Waveguide properties of thin polymer films

Abstract

Some basic concepts and principles of optical dielectric slab waveguiding and experimental methodology involving characterisation of waveguide films are introduced, Results from the characterisation of thin polymeric waveguide films and measurements of refractive indices of the films are presented. The birefringence of some polymer films is analysed and discussed. The photostabilities of several dopants (DEMI, Ultra-DEMI, Dicyclohexyl-DEMI, Mor2, Morpip and DCM) are investigated in a polymer matrix (PMMA), and their measured photostabilities are presented. These organic chromophores change their properties in the course of photodegradation. Degradation experiments are carried out by exposing the doped waveguide films to light in air, vacuum and nitrogen environments. The degradation mechanisms of these chromophores are discussed. It is found that the degradation of the DEMI, Ultra-DEMI, Dicyclohexyl-DEMI and DCM are due to photooxidation, their photostabilities are much higher in vacuum than in air. The Mor2 and Morpip degrade by direct photodecomposition, their photostabilities are in the same order when exposed to light in their main absorption bands. The oxygen free environment (e.g. vacuum) is essential to increase their photostabilities. A beam branching effect in DCM doped waveguide film is observed. Stacked multi-layer waveguides are investigated as possible humidity sensors.

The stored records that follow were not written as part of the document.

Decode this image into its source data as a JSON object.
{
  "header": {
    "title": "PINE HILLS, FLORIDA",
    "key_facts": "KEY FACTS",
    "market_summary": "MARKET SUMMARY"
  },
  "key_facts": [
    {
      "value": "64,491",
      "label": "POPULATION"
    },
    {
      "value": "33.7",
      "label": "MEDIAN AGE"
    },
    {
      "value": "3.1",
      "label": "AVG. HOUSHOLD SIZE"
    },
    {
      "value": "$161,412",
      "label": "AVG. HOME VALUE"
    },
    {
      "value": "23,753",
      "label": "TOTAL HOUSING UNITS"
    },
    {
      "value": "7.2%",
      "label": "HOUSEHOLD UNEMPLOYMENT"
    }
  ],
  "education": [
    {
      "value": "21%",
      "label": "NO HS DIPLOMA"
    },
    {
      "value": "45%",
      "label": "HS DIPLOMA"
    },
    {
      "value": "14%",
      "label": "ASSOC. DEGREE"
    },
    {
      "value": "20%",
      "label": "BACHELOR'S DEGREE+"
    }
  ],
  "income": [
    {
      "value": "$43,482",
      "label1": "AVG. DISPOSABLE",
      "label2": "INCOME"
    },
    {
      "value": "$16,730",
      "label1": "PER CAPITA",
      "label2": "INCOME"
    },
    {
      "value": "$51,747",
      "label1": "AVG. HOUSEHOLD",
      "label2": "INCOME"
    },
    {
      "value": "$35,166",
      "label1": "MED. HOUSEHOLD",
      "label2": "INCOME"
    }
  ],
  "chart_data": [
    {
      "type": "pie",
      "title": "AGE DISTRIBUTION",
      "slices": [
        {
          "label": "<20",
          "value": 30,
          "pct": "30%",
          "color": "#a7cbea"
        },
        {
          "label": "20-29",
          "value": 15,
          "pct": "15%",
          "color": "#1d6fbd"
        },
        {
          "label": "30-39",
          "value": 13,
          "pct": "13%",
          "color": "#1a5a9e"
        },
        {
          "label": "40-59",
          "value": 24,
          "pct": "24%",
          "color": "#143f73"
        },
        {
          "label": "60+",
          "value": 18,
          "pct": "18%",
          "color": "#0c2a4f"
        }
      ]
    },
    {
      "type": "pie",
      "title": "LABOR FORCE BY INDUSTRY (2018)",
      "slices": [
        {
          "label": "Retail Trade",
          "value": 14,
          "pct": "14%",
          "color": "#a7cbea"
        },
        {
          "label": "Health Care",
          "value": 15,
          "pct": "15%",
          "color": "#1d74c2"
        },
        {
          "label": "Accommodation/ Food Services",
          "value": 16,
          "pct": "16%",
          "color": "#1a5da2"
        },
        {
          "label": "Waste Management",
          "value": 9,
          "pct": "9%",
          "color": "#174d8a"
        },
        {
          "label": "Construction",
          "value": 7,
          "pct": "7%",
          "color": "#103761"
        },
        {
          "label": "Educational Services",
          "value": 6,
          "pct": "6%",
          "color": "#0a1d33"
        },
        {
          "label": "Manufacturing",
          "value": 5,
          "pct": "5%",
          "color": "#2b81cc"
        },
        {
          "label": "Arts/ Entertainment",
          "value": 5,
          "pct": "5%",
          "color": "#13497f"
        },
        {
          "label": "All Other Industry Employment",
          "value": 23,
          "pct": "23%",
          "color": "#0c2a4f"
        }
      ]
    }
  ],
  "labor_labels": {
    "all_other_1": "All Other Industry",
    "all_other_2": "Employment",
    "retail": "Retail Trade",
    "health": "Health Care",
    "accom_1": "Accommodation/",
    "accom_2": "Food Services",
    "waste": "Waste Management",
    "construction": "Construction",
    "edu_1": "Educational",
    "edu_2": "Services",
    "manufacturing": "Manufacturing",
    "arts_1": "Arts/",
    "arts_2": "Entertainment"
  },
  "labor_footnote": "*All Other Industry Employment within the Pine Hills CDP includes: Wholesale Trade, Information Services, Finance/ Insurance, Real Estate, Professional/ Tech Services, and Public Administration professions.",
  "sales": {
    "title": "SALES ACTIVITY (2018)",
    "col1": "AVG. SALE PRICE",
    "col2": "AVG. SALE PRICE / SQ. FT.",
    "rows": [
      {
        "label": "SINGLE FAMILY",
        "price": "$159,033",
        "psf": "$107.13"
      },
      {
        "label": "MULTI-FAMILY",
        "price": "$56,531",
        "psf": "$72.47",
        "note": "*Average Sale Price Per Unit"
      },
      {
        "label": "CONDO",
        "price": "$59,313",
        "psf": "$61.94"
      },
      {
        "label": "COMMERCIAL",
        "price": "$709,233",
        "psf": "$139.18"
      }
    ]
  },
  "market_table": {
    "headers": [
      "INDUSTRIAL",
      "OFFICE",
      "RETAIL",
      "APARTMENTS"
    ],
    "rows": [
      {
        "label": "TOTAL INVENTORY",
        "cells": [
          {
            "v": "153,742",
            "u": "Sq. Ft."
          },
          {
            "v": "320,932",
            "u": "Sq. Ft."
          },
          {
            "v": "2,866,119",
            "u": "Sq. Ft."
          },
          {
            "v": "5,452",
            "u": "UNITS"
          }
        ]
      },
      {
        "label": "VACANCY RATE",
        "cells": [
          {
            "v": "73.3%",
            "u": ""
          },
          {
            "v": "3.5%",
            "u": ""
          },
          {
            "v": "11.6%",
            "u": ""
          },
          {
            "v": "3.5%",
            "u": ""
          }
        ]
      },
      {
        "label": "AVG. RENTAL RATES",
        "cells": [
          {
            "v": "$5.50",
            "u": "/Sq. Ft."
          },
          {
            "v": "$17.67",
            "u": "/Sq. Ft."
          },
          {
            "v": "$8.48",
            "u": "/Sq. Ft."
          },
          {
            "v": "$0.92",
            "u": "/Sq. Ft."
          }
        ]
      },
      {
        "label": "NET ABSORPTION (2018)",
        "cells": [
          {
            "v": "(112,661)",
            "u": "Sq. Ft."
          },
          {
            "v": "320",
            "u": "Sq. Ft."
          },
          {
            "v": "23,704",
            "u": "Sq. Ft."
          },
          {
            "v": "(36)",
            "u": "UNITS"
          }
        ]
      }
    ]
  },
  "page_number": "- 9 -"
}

Symmetric structure (PMMA/P-4VP/PMMA/P-4VP/PMMA) (P4VP-I) and unsymmetric structure (Si02/P-4VP/Zeonex/P-4VP/Air) (P4VP-II) are studied. Special procedures and process have been developed to fabricate multi-layer waveguide structures in experiments. It is found that both structures have good reversibilities and show reasonable stabilities. 30 ppm concentrations of water vapour can be detected by the P4VP-II structure. The experimental results show that the overall response of P4VP-II structure exhibits good linearity with increase of the concentration of water vapour. The structures can not only measure the phase shift of interference, but also can measure the direction of fringe movement. The sensitivity of the structure can be further improved by using different combinations of polymers in the structure.